3. « En 1975, cette protestation n'est pas nouvelle et on sait que des esprits lucides tels que Condorcet ou Olympe de Gouges avaient déjà bousculé l'ordre établi dès la fin du XVIIIe siècle et que, plus d'un siècle après, en 1949, Simone de Beauvoir avait écrit _Le Deuxième Sexe_, un des ouvrages que les féministes considéreront comme un texte fondateur. Cependant, ce courant de pensée se renforce avec la prise de parole de nouvelles égéries : Françoise Giroud, Julia Kristeva, Gisèle Halimi, Hélène Cixous, Benoîte Groult, Élisabeth Badinter, etc. De la même façon que les femmes avaient sollicité et obtenu le droit de contrôler les naissances […], de même il se trouve de plus en plus de mères pour demander ouvertement aux pères de "mettre la main à la pâte", voire de respecter une égale répartition des temps de travail. » (p. 59)

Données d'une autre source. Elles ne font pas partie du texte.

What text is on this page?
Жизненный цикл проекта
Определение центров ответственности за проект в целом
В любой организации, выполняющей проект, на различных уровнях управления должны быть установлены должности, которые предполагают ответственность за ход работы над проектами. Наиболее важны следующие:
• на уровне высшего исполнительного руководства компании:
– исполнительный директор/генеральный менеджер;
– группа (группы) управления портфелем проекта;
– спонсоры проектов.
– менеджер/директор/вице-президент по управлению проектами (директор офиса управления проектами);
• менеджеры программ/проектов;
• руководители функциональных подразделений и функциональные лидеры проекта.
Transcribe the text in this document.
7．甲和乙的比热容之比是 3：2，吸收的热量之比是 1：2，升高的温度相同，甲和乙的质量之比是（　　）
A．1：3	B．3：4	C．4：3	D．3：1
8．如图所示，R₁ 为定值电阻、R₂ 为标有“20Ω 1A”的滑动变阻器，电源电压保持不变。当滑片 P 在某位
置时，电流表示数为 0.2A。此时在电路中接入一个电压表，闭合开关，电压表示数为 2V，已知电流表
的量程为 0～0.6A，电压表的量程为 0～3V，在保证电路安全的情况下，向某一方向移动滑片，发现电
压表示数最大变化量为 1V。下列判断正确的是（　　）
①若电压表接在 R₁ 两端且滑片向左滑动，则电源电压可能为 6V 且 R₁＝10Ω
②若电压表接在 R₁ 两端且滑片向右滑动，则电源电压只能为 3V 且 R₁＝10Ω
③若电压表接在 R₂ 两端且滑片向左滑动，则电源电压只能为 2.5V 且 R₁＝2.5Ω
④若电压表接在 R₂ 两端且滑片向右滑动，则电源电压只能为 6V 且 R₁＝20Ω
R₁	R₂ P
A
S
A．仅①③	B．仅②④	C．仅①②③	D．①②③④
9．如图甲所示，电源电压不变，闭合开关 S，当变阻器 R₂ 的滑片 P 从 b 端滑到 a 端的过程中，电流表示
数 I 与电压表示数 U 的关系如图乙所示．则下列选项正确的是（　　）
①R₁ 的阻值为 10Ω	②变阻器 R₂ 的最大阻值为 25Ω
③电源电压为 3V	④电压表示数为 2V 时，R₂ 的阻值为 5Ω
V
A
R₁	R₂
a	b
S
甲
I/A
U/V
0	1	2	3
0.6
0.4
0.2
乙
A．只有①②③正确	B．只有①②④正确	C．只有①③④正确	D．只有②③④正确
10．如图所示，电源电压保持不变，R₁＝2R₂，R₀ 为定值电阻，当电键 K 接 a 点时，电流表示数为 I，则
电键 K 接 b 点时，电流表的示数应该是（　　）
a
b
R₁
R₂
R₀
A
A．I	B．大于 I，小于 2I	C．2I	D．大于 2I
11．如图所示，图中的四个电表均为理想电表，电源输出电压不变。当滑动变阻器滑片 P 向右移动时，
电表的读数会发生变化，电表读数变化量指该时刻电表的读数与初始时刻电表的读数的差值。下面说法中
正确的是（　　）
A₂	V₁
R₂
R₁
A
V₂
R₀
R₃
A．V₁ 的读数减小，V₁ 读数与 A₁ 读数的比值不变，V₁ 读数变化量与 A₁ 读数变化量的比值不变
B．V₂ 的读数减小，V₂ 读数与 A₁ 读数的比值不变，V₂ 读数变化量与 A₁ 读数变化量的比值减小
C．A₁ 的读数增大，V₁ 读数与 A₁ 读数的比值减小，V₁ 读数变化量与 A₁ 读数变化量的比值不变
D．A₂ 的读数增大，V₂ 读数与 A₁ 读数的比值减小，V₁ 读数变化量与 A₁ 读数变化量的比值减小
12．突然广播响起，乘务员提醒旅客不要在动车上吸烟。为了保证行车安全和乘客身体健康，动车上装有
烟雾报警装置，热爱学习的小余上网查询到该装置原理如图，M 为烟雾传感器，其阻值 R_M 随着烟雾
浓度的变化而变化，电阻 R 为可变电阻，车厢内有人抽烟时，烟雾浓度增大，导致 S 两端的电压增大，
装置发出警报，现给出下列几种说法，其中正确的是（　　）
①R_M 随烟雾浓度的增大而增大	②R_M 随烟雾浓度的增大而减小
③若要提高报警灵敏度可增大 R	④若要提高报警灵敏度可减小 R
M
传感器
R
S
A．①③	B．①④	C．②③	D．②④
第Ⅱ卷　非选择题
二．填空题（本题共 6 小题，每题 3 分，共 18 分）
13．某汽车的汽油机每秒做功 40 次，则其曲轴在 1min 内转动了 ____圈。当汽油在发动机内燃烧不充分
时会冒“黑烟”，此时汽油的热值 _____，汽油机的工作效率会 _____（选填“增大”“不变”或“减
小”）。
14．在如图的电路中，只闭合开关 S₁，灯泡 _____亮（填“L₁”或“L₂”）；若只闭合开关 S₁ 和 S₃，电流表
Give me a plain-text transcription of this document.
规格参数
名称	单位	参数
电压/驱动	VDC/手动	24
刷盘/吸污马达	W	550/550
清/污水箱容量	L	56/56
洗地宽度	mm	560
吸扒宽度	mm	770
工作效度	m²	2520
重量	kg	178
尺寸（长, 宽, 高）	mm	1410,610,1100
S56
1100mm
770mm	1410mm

4. « L'analyse des résultats a permis d'affirmer :
- que les enfants du groupe G1 (pères non impliqués) avaient tendance à se montrer plus anxieux et plus dépendants de leur mère à la séparation que les enfants dont le père est précocement engagé (G2 et G3) ;
- que parmi les enfants dont le père est précocement impliqué, ceux dont le père a une fonction spécifique, différenciée de celle de la mère (groupe G3), paraissent avoir un attachement plus assuré, plus indépendant que les autres (groupe G2) ;
- enfin que parmi les enfants dont le père est engagé, ceux du groupe G3 (pères différenciés) sont plus ouverts aux pairs que ceux du groupe G2 (pères indifférenciés). » (p. 82)

5. « Nous avons retenu l'énumération établie par les médecins Brazelton et Greenspan en 2003. Ils sept besoins comme des expériences et des soins que tout enfant est en droit d'avoir. Ces besoins sont les suivants :
- relations chaleureuses et stables ;
- protection physique, sécurité et régulation des émotions ;
- expériences adaptées aux différences individuelles ;
- expériences adaptées au développement ;
- besoin de limites, de structures et d'attentes ;
- besoin d'une communauté stable, de son soutien, de sa culture ;
- besoin de protection de son avenir. » (pp. 123-124)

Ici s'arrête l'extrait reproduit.